Each year more and more research has come out to try and grab the attention of the public and the leaders in healthcare to the worsening epidemic that has been around much before the COVID pandemic. This epidemic was first noted in the early days of the 1970s  and from then swept the nation and has only worsened like a slight 21st-century plague–physician burnout plague, which, if not addressed, will be a detriment to patients, physicians, and the future of medicine alike.
Realizing this issue has been a continued issue of dismissive attention by the masses, the World Health Organization (WHO) came together back in 2019 to redefine the definition of burnout, now categorizing it as a “syndrome” that results from “chronic workplace stress that has not been successfully managed. Sadly, this change has not affected the rising epidemic as once hoped.
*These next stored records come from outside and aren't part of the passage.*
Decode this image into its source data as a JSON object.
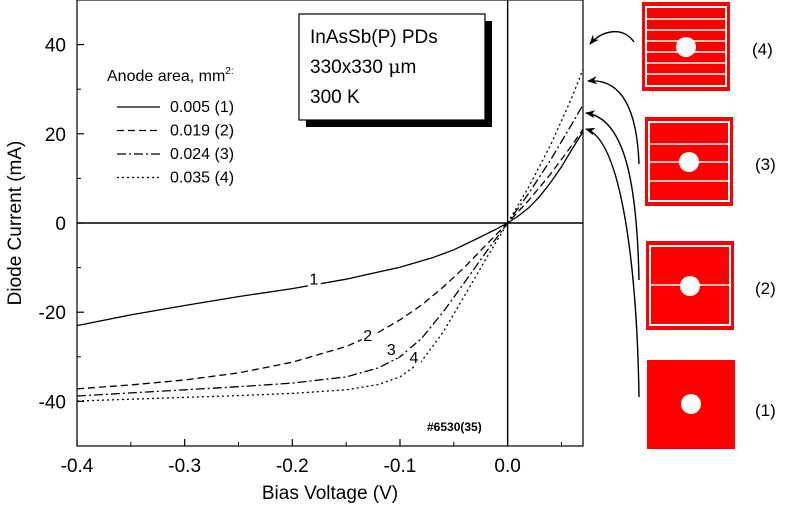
{
  "chart_data": {
    "type": "line",
    "xlabel": "Bias Voltage (V)",
    "ylabel": "Diode Current (mA)",
    "xlim": [
      -0.4,
      0.07
    ],
    "ylim": [
      -50,
      50
    ],
    "xticks": [
      -0.4,
      -0.3,
      -0.2,
      -0.1,
      0.0
    ],
    "xtick_labels": [
      "-0.4",
      "-0.3",
      "-0.2",
      "-0.1",
      "0.0"
    ],
    "yticks": [
      -40,
      -20,
      0,
      20,
      40
    ],
    "ytick_labels": [
      "-40",
      "-20",
      "0",
      "20",
      "40"
    ],
    "grid": false,
    "legend": {
      "title": "Anode area, mm",
      "title_superscript": "2:",
      "placement": "upper-left",
      "entries": [
        "0.005 (1)",
        "0.019 (2)",
        "0.024 (3)",
        "0.035 (4)"
      ]
    },
    "info_box": [
      "InAsSb(P) PDs",
      "330x330 μm",
      "300 K"
    ],
    "sample_id": "#6530(35)",
    "series": [
      {
        "name": "0.005 (1)",
        "style": "solid",
        "curve_label": "1",
        "label_at": [
          -0.18,
          -13.8
        ],
        "points": [
          [
            -0.4,
            -23
          ],
          [
            -0.35,
            -20.6
          ],
          [
            -0.3,
            -18.5
          ],
          [
            -0.25,
            -16.5
          ],
          [
            -0.2,
            -14.7
          ],
          [
            -0.15,
            -12.6
          ],
          [
            -0.1,
            -9.9
          ],
          [
            -0.07,
            -7.8
          ],
          [
            -0.05,
            -6.0
          ],
          [
            -0.03,
            -3.7
          ],
          [
            -0.01,
            -1.3
          ],
          [
            0.0,
            0.0
          ],
          [
            0.01,
            1.6
          ],
          [
            0.02,
            3.5
          ],
          [
            0.03,
            6.0
          ],
          [
            0.04,
            9.1
          ],
          [
            0.05,
            12.6
          ],
          [
            0.06,
            16.6
          ],
          [
            0.07,
            20.5
          ]
        ]
      },
      {
        "name": "0.019 (2)",
        "style": "dashed",
        "curve_label": "2",
        "label_at": [
          -0.13,
          -26.5
        ],
        "points": [
          [
            -0.4,
            -37.2
          ],
          [
            -0.35,
            -36.3
          ],
          [
            -0.3,
            -35.2
          ],
          [
            -0.25,
            -33.6
          ],
          [
            -0.2,
            -31.2
          ],
          [
            -0.15,
            -27.7
          ],
          [
            -0.12,
            -24.5
          ],
          [
            -0.1,
            -21.7
          ],
          [
            -0.08,
            -18.4
          ],
          [
            -0.06,
            -14.4
          ],
          [
            -0.04,
            -9.9
          ],
          [
            -0.02,
            -4.9
          ],
          [
            0.0,
            0.0
          ],
          [
            0.02,
            5.2
          ],
          [
            0.04,
            11.0
          ],
          [
            0.06,
            17.5
          ],
          [
            0.07,
            21.0
          ]
        ]
      },
      {
        "name": "0.024 (3)",
        "style": "dash-dot",
        "curve_label": "3",
        "label_at": [
          -0.108,
          -29.6
        ],
        "points": [
          [
            -0.4,
            -38.8
          ],
          [
            -0.35,
            -38.1
          ],
          [
            -0.3,
            -37.4
          ],
          [
            -0.25,
            -36.7
          ],
          [
            -0.2,
            -35.9
          ],
          [
            -0.15,
            -34.5
          ],
          [
            -0.12,
            -32.5
          ],
          [
            -0.1,
            -30.0
          ],
          [
            -0.08,
            -25.9
          ],
          [
            -0.06,
            -20.0
          ],
          [
            -0.04,
            -13.3
          ],
          [
            -0.02,
            -6.5
          ],
          [
            0.0,
            0.0
          ],
          [
            0.02,
            6.8
          ],
          [
            0.04,
            14.2
          ],
          [
            0.06,
            22.3
          ],
          [
            0.07,
            26.5
          ]
        ]
      },
      {
        "name": "0.035 (4)",
        "style": "dotted",
        "curve_label": "4",
        "label_at": [
          -0.087,
          -31.4
        ],
        "points": [
          [
            -0.4,
            -39.9
          ],
          [
            -0.35,
            -39.5
          ],
          [
            -0.3,
            -39.1
          ],
          [
            -0.25,
            -38.7
          ],
          [
            -0.2,
            -38.2
          ],
          [
            -0.15,
            -37.4
          ],
          [
            -0.12,
            -36.2
          ],
          [
            -0.1,
            -34.5
          ],
          [
            -0.08,
            -31.0
          ],
          [
            -0.06,
            -24.5
          ],
          [
            -0.04,
            -16.3
          ],
          [
            -0.02,
            -8.0
          ],
          [
            0.0,
            0.0
          ],
          [
            0.02,
            8.3
          ],
          [
            0.04,
            17.5
          ],
          [
            0.06,
            28.3
          ],
          [
            0.07,
            34.5
          ]
        ]
      }
    ]
  },
  "diagrams": {
    "labels": [
      "(4)",
      "(3)",
      "(2)",
      "(1)"
    ],
    "fill_color": "#ff0000",
    "line_color": "#ffffff"
  }
}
In the past two years, physicians and healthcare workers have dealt with more stress and unprecedented conditions due to the COVID pandemic, which has only exacerbated the problem. Physician burnout is not equal. Certain specialties are “more affected” by the larger causes than others, which one can guess could be due to the extreme circumstances of their everyday “workday.” This “assumption” has been validated in the recent 2022 Report of Physician Burnout & Depression, focusing on Stress, Anxiety, and Anger. Emergency Medicine & Critical Care have, unfortunately, outdone all other specialties, with above 55% of physicians of each being the most burned out. OB/GYN and Infectious disease physicians sadly are right behind with 53 and 51%.
Healthcare leaders and the general public may assume that burnout is due to the extreme circumstances of their everyday “workday,” yet when more than 13,000 physicians in 29 specialties were asked, “what contributes the most to burnout,” and the number 1 answer with a total of 60% stating it is actually due to the “many bureaucratic tasks which included charting and paperwork.” This answer has been the number 1 answer year after year, yet it appears to fall on deaf ears to healthcare leaders that can or already know a solution to the compounding problem.
The stigma about physician burnout must end so healthcare leaders can focus on solutions to this epidemic.